Dimmi pertanto addio, se sei così codardo, imbelle e timoroso da scappare persino all’unica possibilità d’avermi ancora e per sempre senza le catene che la vita stessa t’ha inesorabilmente e sfacciatamente mostrato, allora vattene. Io non ho tempo per chi desidera sospirando l’amplesso, ma alla fine s’accontenta d’una foto di quella pelosa e nera fica che compare sullo schermo, intanto che la mano senza chiedere nulla scivola sui pantaloni.
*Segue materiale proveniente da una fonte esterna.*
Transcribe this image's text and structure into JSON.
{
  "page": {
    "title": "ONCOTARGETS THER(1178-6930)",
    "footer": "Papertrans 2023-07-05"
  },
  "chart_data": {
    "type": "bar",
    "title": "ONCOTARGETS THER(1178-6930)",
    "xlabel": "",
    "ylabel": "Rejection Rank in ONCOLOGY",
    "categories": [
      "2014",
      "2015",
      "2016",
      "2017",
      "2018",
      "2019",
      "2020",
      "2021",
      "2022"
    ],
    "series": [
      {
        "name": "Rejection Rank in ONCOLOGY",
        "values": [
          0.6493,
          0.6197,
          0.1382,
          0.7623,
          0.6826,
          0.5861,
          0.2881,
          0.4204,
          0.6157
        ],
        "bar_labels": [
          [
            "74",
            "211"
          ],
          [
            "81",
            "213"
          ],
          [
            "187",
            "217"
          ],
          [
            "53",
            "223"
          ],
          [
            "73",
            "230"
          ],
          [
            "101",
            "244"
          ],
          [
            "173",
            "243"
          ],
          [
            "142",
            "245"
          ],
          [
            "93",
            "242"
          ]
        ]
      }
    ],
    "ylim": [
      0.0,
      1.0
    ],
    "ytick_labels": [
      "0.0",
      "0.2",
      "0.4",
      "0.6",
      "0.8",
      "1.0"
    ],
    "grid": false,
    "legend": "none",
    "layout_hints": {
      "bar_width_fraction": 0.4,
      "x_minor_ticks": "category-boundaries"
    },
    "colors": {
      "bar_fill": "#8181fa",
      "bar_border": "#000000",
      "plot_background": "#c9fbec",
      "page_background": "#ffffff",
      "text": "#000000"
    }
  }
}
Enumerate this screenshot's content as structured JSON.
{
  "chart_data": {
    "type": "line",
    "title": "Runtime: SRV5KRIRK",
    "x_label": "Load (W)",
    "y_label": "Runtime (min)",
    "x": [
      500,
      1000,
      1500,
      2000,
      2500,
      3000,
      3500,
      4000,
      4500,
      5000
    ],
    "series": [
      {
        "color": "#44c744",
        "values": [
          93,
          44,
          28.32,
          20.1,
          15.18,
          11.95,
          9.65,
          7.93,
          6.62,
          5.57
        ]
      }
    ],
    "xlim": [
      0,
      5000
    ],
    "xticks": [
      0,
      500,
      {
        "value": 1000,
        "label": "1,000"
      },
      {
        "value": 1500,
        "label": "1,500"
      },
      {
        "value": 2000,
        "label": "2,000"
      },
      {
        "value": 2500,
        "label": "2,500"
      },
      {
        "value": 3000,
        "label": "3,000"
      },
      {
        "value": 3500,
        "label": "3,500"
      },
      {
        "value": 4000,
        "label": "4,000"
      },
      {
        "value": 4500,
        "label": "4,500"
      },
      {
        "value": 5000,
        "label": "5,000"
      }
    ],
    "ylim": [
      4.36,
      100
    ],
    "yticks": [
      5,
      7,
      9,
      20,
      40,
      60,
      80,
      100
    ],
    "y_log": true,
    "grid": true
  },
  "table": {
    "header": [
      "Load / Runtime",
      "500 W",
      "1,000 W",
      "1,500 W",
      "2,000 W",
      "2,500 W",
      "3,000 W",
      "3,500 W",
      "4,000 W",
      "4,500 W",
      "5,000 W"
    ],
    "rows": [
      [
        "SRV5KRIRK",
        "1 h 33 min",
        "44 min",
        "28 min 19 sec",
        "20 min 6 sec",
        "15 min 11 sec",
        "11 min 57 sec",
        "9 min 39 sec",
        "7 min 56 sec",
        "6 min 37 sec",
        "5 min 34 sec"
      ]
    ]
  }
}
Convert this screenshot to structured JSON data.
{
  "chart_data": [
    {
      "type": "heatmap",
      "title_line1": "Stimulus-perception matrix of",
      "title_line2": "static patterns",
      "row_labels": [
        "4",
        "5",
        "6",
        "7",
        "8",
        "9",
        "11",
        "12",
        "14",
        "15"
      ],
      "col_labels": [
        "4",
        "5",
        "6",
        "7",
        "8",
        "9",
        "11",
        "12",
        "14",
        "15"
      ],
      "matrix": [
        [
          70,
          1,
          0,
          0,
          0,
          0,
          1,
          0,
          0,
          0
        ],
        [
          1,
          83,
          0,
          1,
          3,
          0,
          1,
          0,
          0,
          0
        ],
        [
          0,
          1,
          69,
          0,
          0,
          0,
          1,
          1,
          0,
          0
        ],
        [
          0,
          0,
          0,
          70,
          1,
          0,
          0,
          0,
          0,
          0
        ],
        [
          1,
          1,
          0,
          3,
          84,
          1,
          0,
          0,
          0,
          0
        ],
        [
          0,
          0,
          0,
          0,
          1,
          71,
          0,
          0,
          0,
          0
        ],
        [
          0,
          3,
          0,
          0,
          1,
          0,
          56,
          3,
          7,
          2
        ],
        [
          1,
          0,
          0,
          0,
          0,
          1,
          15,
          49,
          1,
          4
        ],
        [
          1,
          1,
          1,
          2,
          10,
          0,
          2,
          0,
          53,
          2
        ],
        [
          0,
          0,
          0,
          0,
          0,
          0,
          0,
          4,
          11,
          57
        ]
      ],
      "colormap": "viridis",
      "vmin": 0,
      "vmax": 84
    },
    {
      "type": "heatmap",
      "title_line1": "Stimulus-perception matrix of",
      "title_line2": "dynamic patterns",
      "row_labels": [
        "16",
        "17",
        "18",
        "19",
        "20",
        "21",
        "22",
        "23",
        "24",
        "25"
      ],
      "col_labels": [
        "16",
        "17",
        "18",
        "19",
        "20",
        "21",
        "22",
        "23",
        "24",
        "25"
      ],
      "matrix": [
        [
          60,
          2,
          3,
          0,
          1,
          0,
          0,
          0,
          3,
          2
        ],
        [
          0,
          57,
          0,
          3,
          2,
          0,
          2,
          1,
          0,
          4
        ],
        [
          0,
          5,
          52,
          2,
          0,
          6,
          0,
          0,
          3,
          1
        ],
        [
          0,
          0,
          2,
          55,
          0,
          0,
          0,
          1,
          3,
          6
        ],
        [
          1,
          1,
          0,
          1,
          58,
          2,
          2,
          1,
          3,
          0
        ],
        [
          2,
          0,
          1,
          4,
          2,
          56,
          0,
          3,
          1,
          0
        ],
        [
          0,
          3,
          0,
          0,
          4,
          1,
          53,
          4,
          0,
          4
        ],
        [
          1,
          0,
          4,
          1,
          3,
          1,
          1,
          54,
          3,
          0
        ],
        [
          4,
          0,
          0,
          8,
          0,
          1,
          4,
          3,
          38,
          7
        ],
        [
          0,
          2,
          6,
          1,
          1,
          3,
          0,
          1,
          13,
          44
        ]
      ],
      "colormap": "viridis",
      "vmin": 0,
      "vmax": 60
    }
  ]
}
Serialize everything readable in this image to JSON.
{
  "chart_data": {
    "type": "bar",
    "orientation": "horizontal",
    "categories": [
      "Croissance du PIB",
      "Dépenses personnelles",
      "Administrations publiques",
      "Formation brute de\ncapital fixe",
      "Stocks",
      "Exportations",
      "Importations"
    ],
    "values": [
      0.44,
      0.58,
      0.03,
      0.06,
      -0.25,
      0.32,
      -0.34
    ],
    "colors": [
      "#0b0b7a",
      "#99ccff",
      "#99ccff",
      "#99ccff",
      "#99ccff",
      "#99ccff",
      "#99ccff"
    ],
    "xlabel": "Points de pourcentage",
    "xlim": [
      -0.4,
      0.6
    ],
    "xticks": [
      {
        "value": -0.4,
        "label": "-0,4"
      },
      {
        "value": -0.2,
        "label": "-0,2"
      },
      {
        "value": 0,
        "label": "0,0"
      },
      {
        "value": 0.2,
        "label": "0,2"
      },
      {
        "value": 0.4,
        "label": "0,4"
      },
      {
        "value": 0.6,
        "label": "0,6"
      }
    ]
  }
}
Oggi sono cocciuta e dura, non lo nego, ebbene sì, devo esserlo, perché ho smesso d’aspettare, di pazientare, giacché se non lo farai tu lo eseguirò io, anche se lo compirò con il dolore che mi lacera insanabilmente dentro, così come un temporale ininterrotto e scrosciante sopra una piaga dilatata e ferita che perde sangue, in quanto è l’unico modo per uscirne integra e viva, per tutto ciò, quindi, adesso dico basta, perché non ne posso più, perché se non vivi più per il sogno di desiderarmi, allora non ha più senso questo dolore profondo.

Io abbandonerò per sempre i miei propositi smettendo d’essere la tua ‘schiava’ e tu il mio ‘padrone’, eppure rimarrò per sempre tatuata dal fuoco di quest’afflitta, oppressa e tormentata passione, in quanto rinuncio a essere la schiava di chiunque. Per l’occasione chiudo totalmente il capitolo sigillandolo, abbandono i panni d’accompagnatrice, perché torno a essere la donna che hai conosciuto e che hai lungamente posseduto, la vergine incantevole e magnifica che hai visto, tenuto conto che lascerò che altre mani compilino scrivendo per me le parole che mi porteranno a tremare ancora e daccapo.

A questo proposito t’annuncio perciò quest’addio, perché sei così abbattuto, avvilito e sfiduciato da non saperti astenere né rinunciare all’unica donna che forse hai amato davvero. Tua Giovanna.